Nesse capítulo, Lavinas apresenta um conjunto robusto de estimativas econométricas que embasam seus principais argumentos. A aceleração do crescimento econômico do período petista, precisamente entre 2004 e 2013, foi impulsionada pelo forte crescimento do consumo familiar, graças à expansão das operações de crédito em diversas modalidades. O governo promove um processo intensivo de "bancarização" dos consumidores de baixa renda, com a criação de novas e simplificadas contas bancárias.

Outro ponto forte da análise desenvolvida é a detecção de mudanças nas regularidades macroeconômicas observadas e nos valores das elasticidades estimadas. Mediante testes econométricos de quebra estrutural, Lavinas mostra a existência de três subperíodos que atravessaram a gestão petista (mar./2004 a jul./2007; ago./2007 a mai./2012; jun./2012 a jun./2015). Essa subdivisão torna-se relevante para mostrar os impactos diferenciados das expansões da massa salarial e do crédito sobre a dinâmica do consumo familiar. Com base nas evidências empíricas, Lavinas (p. 39) conclui:

The wage bill is no longer able to explain the continued expansion of retail, which is now strongly dependent on new and growing credit concessions.

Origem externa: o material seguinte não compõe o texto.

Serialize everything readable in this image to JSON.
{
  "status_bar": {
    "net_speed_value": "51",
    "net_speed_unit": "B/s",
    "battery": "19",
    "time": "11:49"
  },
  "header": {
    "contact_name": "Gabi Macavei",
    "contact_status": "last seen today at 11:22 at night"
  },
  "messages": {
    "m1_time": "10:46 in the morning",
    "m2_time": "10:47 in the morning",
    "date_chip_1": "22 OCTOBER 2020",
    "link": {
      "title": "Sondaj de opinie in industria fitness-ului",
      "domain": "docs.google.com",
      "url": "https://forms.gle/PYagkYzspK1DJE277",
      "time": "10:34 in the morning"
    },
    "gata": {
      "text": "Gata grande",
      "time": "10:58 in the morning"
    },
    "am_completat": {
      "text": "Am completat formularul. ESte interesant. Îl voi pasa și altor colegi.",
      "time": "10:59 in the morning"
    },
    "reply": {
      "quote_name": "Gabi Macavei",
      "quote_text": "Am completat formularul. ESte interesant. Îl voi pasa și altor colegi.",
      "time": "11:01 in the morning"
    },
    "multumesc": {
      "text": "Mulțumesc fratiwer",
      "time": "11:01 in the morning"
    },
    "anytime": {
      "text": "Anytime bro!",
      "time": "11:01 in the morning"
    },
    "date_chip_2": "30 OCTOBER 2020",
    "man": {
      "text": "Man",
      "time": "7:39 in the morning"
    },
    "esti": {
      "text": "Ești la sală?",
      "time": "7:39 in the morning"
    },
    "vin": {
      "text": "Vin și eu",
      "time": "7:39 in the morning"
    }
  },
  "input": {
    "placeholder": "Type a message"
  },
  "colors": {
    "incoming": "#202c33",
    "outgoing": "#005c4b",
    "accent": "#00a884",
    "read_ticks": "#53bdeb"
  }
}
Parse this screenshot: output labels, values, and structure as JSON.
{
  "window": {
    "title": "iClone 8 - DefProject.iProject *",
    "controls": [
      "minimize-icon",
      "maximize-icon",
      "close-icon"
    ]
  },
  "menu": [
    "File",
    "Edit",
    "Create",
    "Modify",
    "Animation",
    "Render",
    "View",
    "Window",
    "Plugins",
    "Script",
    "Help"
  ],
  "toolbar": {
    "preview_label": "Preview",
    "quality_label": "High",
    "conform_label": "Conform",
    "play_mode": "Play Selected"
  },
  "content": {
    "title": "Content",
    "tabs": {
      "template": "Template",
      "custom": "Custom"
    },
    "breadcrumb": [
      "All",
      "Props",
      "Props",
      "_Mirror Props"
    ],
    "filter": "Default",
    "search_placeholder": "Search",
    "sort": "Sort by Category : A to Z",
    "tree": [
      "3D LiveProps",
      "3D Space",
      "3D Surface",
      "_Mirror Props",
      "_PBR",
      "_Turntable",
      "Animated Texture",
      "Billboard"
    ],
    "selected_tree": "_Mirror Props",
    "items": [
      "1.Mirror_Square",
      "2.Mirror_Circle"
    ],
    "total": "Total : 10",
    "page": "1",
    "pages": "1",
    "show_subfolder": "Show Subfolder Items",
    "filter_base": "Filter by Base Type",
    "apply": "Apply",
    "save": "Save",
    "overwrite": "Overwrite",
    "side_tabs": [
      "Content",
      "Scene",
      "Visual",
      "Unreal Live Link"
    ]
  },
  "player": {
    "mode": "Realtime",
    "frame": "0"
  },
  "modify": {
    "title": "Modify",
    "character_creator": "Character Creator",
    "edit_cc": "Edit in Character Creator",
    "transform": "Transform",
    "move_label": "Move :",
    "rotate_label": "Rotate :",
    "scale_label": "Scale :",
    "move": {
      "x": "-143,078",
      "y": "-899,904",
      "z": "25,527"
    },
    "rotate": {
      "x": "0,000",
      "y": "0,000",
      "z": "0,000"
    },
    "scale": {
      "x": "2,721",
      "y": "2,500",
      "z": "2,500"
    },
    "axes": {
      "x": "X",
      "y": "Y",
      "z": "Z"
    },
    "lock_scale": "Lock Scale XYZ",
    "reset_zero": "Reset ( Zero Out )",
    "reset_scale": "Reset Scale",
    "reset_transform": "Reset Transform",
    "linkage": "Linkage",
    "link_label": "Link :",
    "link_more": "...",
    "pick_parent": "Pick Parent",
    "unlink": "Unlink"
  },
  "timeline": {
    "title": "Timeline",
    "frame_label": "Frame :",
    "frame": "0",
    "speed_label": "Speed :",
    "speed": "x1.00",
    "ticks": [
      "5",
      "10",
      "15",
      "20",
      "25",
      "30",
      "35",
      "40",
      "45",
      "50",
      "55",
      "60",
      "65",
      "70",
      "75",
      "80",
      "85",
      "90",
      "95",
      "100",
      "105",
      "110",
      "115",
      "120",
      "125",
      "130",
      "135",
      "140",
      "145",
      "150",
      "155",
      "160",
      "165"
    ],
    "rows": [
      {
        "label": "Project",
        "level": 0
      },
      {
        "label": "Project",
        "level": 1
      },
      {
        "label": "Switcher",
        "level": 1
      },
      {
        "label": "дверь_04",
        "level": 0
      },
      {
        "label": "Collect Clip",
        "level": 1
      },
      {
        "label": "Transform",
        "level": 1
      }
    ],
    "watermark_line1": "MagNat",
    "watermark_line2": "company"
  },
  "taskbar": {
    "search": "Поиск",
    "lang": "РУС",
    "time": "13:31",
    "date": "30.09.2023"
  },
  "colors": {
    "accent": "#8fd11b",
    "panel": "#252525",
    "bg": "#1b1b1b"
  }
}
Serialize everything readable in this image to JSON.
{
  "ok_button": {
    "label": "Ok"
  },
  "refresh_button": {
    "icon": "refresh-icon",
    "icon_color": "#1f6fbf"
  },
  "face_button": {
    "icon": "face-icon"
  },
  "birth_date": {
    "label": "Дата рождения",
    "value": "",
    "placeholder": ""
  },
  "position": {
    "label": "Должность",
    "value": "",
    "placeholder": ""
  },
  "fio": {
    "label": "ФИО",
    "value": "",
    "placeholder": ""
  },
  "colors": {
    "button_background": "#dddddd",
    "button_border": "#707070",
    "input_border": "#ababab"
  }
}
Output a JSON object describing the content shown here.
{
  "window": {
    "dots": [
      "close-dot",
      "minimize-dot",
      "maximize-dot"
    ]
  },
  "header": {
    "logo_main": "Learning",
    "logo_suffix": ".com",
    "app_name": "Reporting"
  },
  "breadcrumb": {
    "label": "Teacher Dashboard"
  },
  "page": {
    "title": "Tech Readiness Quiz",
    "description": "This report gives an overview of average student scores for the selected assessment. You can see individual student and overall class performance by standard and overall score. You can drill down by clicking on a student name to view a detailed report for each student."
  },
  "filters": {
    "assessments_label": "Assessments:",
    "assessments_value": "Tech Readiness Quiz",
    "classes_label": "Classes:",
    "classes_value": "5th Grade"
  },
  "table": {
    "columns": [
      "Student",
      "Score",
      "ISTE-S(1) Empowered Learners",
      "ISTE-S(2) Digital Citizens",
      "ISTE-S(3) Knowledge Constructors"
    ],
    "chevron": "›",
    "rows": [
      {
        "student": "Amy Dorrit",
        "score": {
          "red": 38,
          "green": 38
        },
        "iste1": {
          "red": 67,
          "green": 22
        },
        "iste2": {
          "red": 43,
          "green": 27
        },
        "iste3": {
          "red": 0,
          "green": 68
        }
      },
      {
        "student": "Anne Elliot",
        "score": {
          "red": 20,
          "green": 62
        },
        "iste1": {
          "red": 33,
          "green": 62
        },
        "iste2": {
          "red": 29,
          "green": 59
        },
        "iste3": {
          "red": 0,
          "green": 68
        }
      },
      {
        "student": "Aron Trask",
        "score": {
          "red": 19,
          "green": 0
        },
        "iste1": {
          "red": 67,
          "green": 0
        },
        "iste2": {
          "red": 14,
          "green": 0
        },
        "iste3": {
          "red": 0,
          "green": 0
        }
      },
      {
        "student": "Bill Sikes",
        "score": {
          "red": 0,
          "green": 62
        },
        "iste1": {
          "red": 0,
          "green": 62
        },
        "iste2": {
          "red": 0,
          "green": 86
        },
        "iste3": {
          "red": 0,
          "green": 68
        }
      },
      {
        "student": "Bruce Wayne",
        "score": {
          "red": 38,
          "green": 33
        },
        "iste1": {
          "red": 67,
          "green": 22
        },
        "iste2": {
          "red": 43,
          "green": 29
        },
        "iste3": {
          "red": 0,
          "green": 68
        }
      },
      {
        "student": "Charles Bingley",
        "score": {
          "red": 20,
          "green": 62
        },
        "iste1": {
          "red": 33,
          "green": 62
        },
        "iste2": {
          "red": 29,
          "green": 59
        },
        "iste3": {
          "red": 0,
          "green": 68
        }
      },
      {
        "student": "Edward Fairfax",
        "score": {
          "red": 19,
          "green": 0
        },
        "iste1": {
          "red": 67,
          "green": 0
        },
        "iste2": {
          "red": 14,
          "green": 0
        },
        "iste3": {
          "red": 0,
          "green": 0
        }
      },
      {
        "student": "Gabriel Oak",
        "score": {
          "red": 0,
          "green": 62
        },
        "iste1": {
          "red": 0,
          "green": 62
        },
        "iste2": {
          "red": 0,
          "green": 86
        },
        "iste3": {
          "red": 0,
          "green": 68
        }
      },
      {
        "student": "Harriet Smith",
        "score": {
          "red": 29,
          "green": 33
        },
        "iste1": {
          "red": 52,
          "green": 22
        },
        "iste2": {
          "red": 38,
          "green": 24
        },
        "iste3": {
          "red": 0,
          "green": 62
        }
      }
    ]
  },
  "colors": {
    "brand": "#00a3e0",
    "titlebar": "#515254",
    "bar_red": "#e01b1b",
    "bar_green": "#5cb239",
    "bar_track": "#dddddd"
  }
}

A importância das operações de crédito ao consumo foi crescente, como se constata pelo exame das elasticidades estimadas, 0,27; 0,32; 0,45; respectivamente, no primeiro, segundo e terceiros subperíodos.

Um posicionamento crítico central ao regime de crescimento da era do PT é apresentado no penúltimo parágrafo, à página 40. Esse tipo de estratégia de "desenvolvimento" por expansão do consumo, financiado com taxas demasiadamente elevadas e câmbio real apreciado, não é capaz de garantir taxas altas e sustentáveis de crescimento econômico. Como um de seus subprodutos diretos é a desindustrialização precoce e o predomínio das commodities na pauta de exportações brasileiras, toda expansão forte da demanda agregada tem de ser contida, em razão da restrição externa. Em outros termos, as commodities são inelásticas à renda do resto do mundo, mas as importações industriais brasileiras são elásticas à renda interna. Uma combinação nociva ao equilíbrio externo, que leva a uma política permanente de taxas de juros reais elevadas para manter as condições de financiamento do balanço de pagamentos, pouco tendo a ver com o combate à uma inflação sempre, equivocadamente, interpretada como de demanda.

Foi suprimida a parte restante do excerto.